Ils coururent à lui. D’un mot, d’un signe, il leur ordonna d’éteindre la torche et de garder le silence. Ils le suivirent à tâtons. Rynaldo les dirigeait vers une faible lueur qui marquait l’entrée du souterrain du côté de la chapelle de la cour. Et pendant qu’ils continuaient leur chemin dans l’obscurité commandée par Rynaldo, ils ne pouvaient s’apercevoir que la porte qu’ils avaient trouvée ouverte au milieu du souterrain se refermait derrière eux.

Ils étaient là maintenant une cinquantaine, enfermés dans l’étroit et court boyau et tout droit souterrain qui s’allongeait entre la porte du milieu et l’entrée de la chapelle de la cour. Ils étaient enfermés et ils ne s’en doutaient pas. Et Rynaldo n’en savait rien non plus.

Rynaldo avait les clefs des portes qui fermaient le souterrain à ses deux extrémités, mais il ne possédait point la clef de la porte du milieu. Lui aussi, au milieu du souterrain, il avait rencontré la porte de bronze, et lui aussi n’avait eu qu’à la pousser. Et tranquillement, il avait examiné les lieux, avant l’arrivée de ses complices.

Cet examen n’avait point été sans le contrarier un peu, et pour connaître la raison de cette contrariété, nous n’avons maintenant qu’à suivre Rynaldo et ses complices jusqu’à cette petite lueur qui marquait l’extrémité du souterrain du côté de la chapelle de la cour. Là se trouve un escalier qu’ils doivent monter, comme, à l’autre bout, il en est un qu’il leur a fallu descendre. Mais cette fois, ce ne sont que quelques marches au sommet desquelles se dresse la porte ouvrant sur la chapelle de la cour. Cette porte n’est pleine que jusqu’aux deux tiers de sa hauteur, et là elle se continue par tout un enchevêtrement de barreaux tordus et de rosaces et de losanges. C’est par les interstices de ces ornements de fer que glisse la petite lueur qui éclaire (oh ! bien faiblement !) ce coin du souterrain. Et c’est aussi par là que le regard des conjurés peut plonger dans la chapelle.

Or il se passe ceci, dans cette chapelle, de très important : elle n’est point déserte, ainsi que Rynaldo et ses amis s’y attendaient. Un prêtre, revêtu d’un surplis, au milieu du chœur, veille, un cierge allumé à côté de lui, veille et prie… Il est à genoux devant quelque chose qu’on ne distingue point très bien, et qui est recouvert d’un vaste voile noir.

L’événement est d’autant plus singulier que la chapelle ne sert – mais jamais à une heure pareille – que deux ou trois fois l’an, pour certaines cérémonies commémoratives et funèbres, car cette chapelle de la cour est encore appelée chapelle des morts, à cause que s’y trouvent inhumés d’illustres personnages. Les conjurés pourraient admirer la belle disposition du monument élevé par Marie-Thérèse au feld maréchal Dann, libérateur de sa patrie, si justement il n’y avait entre eux et ce monument cette étrange chose recouverte d’un voile noir… juste en face d’eux…

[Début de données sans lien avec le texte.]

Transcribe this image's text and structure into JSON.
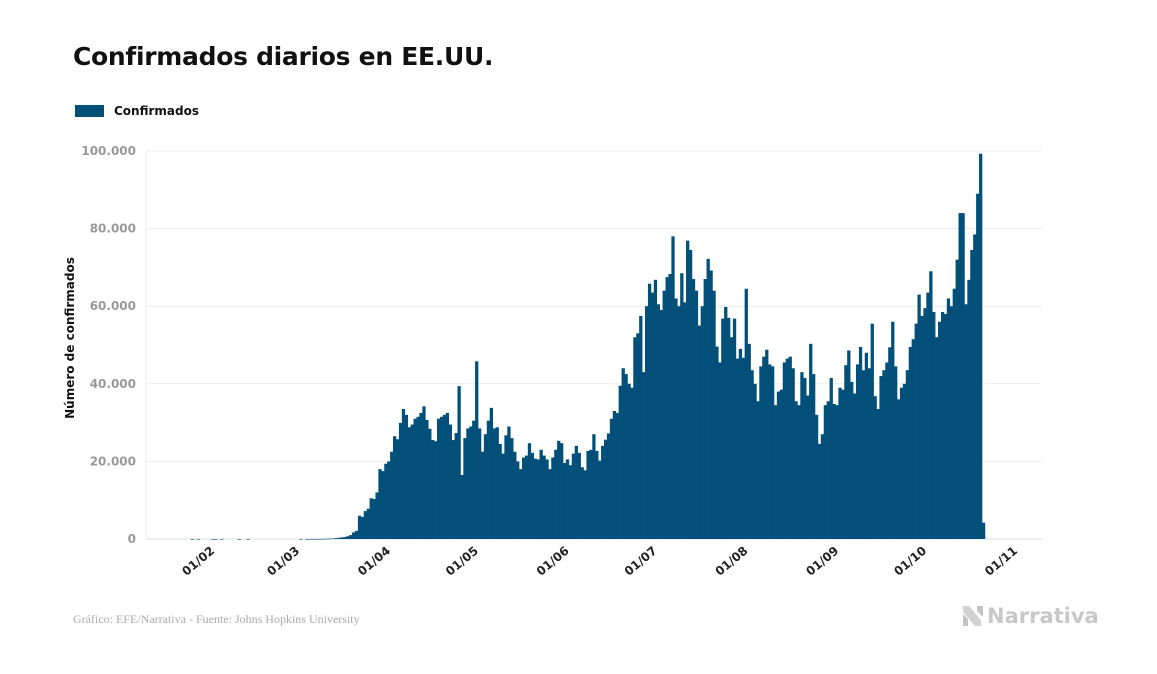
{
  "header": {
    "title": "Confirmados diarios en EE.UU."
  },
  "footer": {
    "source": "Gráfico: EFE/Narrativa - Fuente: Johns Hopkins University",
    "brand": "Narrativa",
    "brand_icon": "narrativa-logo-icon"
  },
  "colors": {
    "bar": "#02507a",
    "grid": "#ececec",
    "axis": "#d8dde2"
  },
  "chart_data": {
    "type": "bar",
    "title": "Confirmados diarios en EE.UU.",
    "xlabel": "",
    "ylabel": "Número de confirmados",
    "legend": [
      {
        "name": "Confirmados",
        "position": "top-left"
      }
    ],
    "ylim": [
      0,
      100000
    ],
    "yticks": [
      0,
      20000,
      40000,
      60000,
      80000,
      100000
    ],
    "ytick_labels": [
      "0",
      "20.000",
      "40.000",
      "60.000",
      "80.000",
      "100.000"
    ],
    "grid": true,
    "x_start": "2020-01-22",
    "xticks": [
      {
        "label": "01/02",
        "day_index": 10
      },
      {
        "label": "01/03",
        "day_index": 39
      },
      {
        "label": "01/04",
        "day_index": 70
      },
      {
        "label": "01/05",
        "day_index": 100
      },
      {
        "label": "01/06",
        "day_index": 131
      },
      {
        "label": "01/07",
        "day_index": 161
      },
      {
        "label": "01/08",
        "day_index": 192
      },
      {
        "label": "01/09",
        "day_index": 223
      },
      {
        "label": "01/10",
        "day_index": 253
      },
      {
        "label": "01/11",
        "day_index": 284
      }
    ],
    "series": [
      {
        "name": "Confirmados",
        "values": [
          0,
          0,
          1,
          0,
          3,
          0,
          0,
          0,
          0,
          1,
          1,
          0,
          1,
          0,
          0,
          0,
          0,
          0,
          1,
          0,
          0,
          1,
          0,
          0,
          0,
          0,
          0,
          0,
          0,
          0,
          0,
          0,
          0,
          0,
          0,
          0,
          0,
          0,
          0,
          1,
          0,
          3,
          4,
          5,
          11,
          21,
          30,
          50,
          70,
          100,
          120,
          220,
          300,
          420,
          500,
          700,
          1000,
          1700,
          2100,
          6000,
          5700,
          7200,
          7800,
          10500,
          10300,
          12000,
          18000,
          17500,
          19400,
          20000,
          22500,
          26500,
          25700,
          29900,
          33500,
          32000,
          28800,
          29500,
          31000,
          31500,
          32500,
          34200,
          30700,
          28400,
          25500,
          25200,
          31000,
          31500,
          32000,
          32500,
          29500,
          25500,
          27300,
          39400,
          16500,
          26000,
          28500,
          29000,
          30500,
          45800,
          28500,
          22500,
          27000,
          30500,
          33800,
          28500,
          28800,
          24500,
          22000,
          26700,
          29000,
          26000,
          22500,
          20000,
          18000,
          21000,
          21500,
          24700,
          22200,
          20700,
          20500,
          23000,
          21500,
          20500,
          18000,
          21000,
          23000,
          25300,
          24700,
          19600,
          20500,
          19000,
          22000,
          24000,
          22200,
          18500,
          17700,
          22700,
          23000,
          27000,
          22700,
          20200,
          24000,
          25600,
          27200,
          31000,
          33000,
          32500,
          39500,
          44000,
          42500,
          40000,
          39000,
          52000,
          53000,
          57500,
          43000,
          60000,
          65800,
          63500,
          66800,
          60500,
          59000,
          64000,
          67500,
          68300,
          78000,
          62000,
          60000,
          68500,
          61000,
          76900,
          74500,
          67000,
          64000,
          55000,
          60000,
          67000,
          72200,
          69200,
          64000,
          49600,
          45500,
          56800,
          59800,
          57000,
          52000,
          56800,
          46500,
          49000,
          46700,
          64500,
          50300,
          43500,
          40000,
          35500,
          44500,
          47000,
          48800,
          45000,
          44500,
          34500,
          38000,
          38500,
          45500,
          46500,
          47000,
          44000,
          35500,
          34500,
          43000,
          41500,
          37000,
          50300,
          42500,
          32000,
          24500,
          27000,
          34500,
          35500,
          41500,
          34800,
          34500,
          39000,
          38500,
          44800,
          48600,
          40500,
          37500,
          45000,
          49500,
          43500,
          48000,
          44000,
          55500,
          36800,
          33500,
          42000,
          43500,
          45500,
          49400,
          56000,
          44500,
          36000,
          39000,
          40000,
          43500,
          49500,
          51500,
          55500,
          63000,
          57500,
          59500,
          63500,
          69000,
          58500,
          52000,
          56000,
          58500,
          58000,
          62000,
          60000,
          64500,
          72000,
          84000,
          84000,
          60500,
          66800,
          74500,
          78500,
          89000,
          99300,
          4200
        ]
      }
    ]
  }
}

… Ce voile dissimule-t-il quelque cercueil ? Quelque catafalque ? Et pourquoi ce prêtre, à cette heure, dans cette chapelle ? Rynaldo, d’un geste, a rapproché de lui quelques têtes et il dit tout bas :

– Il faut savoir ce que ce prêtre fait là. Nous allons aller le lui demander. Je vous ai attendu pour cela. Attention ! Je vais ouvrir la porte !

Il introduisit la clef dans la serrure et déjà se préparait à ouvrir, quand un incident nouveau se produisit. Deux enfants de chœur sortirent de la sacristie et montèrent au maître-autel où ils commencèrent de disposer les objets du culte. Eh quoi ! allait-on dire la messe maintenant ? Désappointés, les conjurés regardèrent ces préparatifs.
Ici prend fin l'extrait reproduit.